Talaud, Barta1.com – Penangkapan satwa endemik Nuri Talauda atau burung sampiri terus terjadi di hutan pulau Karakelang, Kabupaten Kepulauan Talaud.
Selain banyaknya permintaan dari pembeli baik untuk dijadikan peliharaan maupun ole-ole perorangan, permintaan pasar di luar daerah menjadi faktor utama maraknya penangkapan satwa endemik ini.
Informasi teranyar, beberapa bulan terakhir ini dugaan penyelundupan burung sampiri ke luar daerah makin marak dengan jumlah yang fastastis yakni puluhan hingga ratusan ekor dalam sekali pengiriman. Pasalnya, harga beli burung sampiri di luar daerah sangat menjanjikan.

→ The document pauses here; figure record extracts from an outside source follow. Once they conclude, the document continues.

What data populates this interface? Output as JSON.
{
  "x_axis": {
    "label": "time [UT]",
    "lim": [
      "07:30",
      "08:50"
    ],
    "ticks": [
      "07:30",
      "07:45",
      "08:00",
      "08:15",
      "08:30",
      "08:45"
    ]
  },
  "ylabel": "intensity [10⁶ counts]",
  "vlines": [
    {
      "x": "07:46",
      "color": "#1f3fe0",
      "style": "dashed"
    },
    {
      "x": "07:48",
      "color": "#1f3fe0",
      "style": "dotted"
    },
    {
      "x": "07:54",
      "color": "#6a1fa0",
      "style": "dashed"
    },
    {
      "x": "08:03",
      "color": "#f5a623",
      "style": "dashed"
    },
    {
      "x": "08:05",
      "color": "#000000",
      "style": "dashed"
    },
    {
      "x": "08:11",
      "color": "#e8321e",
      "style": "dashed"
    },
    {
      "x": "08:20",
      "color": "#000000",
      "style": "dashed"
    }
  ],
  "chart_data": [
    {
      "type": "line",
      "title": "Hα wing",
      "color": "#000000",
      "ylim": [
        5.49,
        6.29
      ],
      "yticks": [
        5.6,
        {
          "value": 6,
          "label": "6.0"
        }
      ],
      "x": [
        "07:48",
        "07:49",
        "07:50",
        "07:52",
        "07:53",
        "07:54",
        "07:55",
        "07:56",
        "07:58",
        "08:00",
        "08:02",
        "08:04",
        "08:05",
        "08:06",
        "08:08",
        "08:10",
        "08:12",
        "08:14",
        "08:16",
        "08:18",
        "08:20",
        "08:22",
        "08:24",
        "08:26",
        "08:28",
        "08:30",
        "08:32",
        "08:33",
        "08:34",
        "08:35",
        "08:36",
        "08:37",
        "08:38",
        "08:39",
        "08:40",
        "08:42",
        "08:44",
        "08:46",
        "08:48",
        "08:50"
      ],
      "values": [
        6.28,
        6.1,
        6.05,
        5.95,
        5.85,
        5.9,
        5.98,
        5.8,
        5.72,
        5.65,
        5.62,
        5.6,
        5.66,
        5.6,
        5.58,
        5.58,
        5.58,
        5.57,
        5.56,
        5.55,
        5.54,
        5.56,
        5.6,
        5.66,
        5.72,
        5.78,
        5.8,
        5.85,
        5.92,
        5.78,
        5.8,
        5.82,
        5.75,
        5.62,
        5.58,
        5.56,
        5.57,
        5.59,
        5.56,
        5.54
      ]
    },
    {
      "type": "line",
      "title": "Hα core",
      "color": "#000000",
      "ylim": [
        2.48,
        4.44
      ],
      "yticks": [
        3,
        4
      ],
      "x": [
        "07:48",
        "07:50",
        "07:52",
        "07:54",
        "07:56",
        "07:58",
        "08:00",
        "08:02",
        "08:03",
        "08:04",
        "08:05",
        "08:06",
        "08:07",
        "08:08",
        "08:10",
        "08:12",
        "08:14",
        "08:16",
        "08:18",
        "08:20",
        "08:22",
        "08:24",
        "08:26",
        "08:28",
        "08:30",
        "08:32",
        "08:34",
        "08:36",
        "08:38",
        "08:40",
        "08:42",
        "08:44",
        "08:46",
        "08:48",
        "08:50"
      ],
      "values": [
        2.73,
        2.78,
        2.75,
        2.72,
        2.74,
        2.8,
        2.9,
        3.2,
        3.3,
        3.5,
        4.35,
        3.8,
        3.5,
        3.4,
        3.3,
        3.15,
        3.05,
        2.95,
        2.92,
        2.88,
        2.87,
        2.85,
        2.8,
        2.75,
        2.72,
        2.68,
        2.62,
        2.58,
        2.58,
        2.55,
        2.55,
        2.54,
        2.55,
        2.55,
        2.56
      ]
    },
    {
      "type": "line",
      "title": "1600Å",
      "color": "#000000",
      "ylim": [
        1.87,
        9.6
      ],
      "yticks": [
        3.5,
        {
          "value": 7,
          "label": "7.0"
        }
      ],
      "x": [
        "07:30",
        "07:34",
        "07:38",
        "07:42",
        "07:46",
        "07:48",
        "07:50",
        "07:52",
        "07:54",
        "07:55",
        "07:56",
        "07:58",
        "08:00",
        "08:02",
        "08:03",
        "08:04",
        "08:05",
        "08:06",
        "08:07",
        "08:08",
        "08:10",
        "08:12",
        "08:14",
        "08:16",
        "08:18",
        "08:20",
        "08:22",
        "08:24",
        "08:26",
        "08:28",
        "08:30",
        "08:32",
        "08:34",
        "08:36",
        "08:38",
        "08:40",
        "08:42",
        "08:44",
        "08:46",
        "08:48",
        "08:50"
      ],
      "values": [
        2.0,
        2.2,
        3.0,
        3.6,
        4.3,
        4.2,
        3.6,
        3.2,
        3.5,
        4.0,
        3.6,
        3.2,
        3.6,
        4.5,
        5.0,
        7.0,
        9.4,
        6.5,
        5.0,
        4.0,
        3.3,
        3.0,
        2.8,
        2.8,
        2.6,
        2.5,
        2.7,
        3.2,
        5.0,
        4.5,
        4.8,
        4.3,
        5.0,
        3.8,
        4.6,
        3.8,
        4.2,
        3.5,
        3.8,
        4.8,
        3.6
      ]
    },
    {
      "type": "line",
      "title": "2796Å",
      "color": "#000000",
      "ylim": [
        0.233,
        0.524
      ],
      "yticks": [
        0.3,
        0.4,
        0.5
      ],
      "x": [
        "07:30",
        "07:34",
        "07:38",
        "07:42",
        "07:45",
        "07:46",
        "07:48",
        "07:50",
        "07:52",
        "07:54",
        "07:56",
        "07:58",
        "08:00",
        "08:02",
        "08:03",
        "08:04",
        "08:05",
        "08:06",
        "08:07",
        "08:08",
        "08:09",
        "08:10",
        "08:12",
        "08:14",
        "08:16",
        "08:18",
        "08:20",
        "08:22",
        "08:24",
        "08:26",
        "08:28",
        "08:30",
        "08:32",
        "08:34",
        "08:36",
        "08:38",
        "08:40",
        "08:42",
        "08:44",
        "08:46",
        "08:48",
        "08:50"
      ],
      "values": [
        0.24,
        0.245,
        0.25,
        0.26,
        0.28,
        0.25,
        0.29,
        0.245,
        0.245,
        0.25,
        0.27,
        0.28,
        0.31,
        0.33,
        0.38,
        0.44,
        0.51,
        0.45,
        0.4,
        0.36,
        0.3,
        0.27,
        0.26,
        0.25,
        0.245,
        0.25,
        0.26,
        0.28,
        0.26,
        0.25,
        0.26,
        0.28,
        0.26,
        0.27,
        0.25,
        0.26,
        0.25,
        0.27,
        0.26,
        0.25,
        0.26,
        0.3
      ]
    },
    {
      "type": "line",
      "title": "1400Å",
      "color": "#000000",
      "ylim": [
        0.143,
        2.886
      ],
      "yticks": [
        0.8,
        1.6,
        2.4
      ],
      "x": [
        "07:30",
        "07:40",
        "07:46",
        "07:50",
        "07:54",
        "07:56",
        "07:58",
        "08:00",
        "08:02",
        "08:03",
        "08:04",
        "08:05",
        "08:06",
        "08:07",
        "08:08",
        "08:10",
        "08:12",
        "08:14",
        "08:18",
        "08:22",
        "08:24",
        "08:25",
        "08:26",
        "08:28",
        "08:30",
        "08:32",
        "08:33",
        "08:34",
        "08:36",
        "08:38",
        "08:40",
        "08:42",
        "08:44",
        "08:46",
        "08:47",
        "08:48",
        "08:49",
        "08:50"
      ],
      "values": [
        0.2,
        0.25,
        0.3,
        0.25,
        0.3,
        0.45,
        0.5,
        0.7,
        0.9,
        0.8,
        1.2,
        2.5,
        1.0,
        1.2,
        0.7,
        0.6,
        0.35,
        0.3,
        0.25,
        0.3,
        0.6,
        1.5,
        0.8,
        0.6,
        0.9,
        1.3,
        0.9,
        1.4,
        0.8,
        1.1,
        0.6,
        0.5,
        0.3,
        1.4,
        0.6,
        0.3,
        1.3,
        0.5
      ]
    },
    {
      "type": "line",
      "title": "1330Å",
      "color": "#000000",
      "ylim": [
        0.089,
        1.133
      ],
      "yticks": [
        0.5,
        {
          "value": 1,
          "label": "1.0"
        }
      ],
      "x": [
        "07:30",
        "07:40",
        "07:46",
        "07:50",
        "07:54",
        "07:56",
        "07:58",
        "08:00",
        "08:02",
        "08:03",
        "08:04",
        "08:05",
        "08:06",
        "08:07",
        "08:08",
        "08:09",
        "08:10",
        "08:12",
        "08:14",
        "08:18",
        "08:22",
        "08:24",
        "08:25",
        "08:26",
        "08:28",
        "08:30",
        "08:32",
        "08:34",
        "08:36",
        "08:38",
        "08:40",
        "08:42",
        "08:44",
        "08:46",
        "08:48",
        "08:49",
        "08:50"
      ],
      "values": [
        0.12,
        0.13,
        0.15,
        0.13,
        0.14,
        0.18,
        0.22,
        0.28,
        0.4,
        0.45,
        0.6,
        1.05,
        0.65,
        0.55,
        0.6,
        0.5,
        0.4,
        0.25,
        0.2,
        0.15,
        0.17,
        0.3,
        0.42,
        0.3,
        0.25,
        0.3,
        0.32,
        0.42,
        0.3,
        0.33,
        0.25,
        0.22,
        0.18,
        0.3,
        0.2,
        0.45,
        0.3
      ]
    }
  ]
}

Beberapa sumber mengatakan, 1 ekor sampiri yang dibeli di rumah penangkap, harganya berkisar seratus hingga dua ratus ribu rupiah perekor. Sedangkan harganya melambung jauh jika dijual di luar daerah dengan kisaran satu juta hingga tiga juta perekor.
Menyikapi kondisi ini, Koordinator Indonesia Timur LSM LP-KPK, Amir Pontoh membentuk tim investigasi bersama pemerhati satwa.
“Tim investigasi ini bertujuan untuk mendalami informasi di lapangan, baik siapa yang menangkap, siapa yang menjadi pengepul dan siapa yang menyelundupkan ke luar daerah,” ujar Pontoh, Kamis (26/02/2026).

Lanjutnya, hasil investigasi di lapangan akan menjadi acuan untuk laporan kepada aparat penegak hukum. Apalagi kata Pontoh, beberapa waktu lalu Pemerintah Daerah Talaud telah berkomitmen menjaga dan melestarikan satwa endemik ini. Maka perlu disuport dengan melakukan langkah pencegahan dan penghentian aktifitas membawa keluar dari habitatnya.
Ia juga menyetil soal informasi dugaan keterlibatan oknum aparat dalam aktifitas tersebut.
“Pasti akan kita laporkan. Untuk informasi yang kami terima soal dugaan keterlibatan oknum aparat, akan kami dalami juga. Jangan sampai hoax. Tetapi jika betul ada, kami pasti akan mengadukan juga hal tersebut,” ungkapnya.
Soal mengapa satwa ini harus dijaga, ia menerangkan, satwa yang memiliki nama ilmiah Eos Histrio Talautensis ini wajib dan harus dilindungi karena masuk dalam daftar satwa yang dilindungi.
Kata Pontoh, selain Perda Kabupaten Kepulauan Talaud Nomor 1/2018 tentang Perlindungan Burung Sampiri, satwa ini diakui oleh dunia sebagai satwa yang dilindungi melalui apendiks 1 dan apendiks 2 dalam konvensi internasional.
“Jelas sekali bahwa penyeludupan satwa ini adalah pelanggaran berat. Maka pelakunya harus dihukum berdasarkan regulasi yang ada,” tukasnya.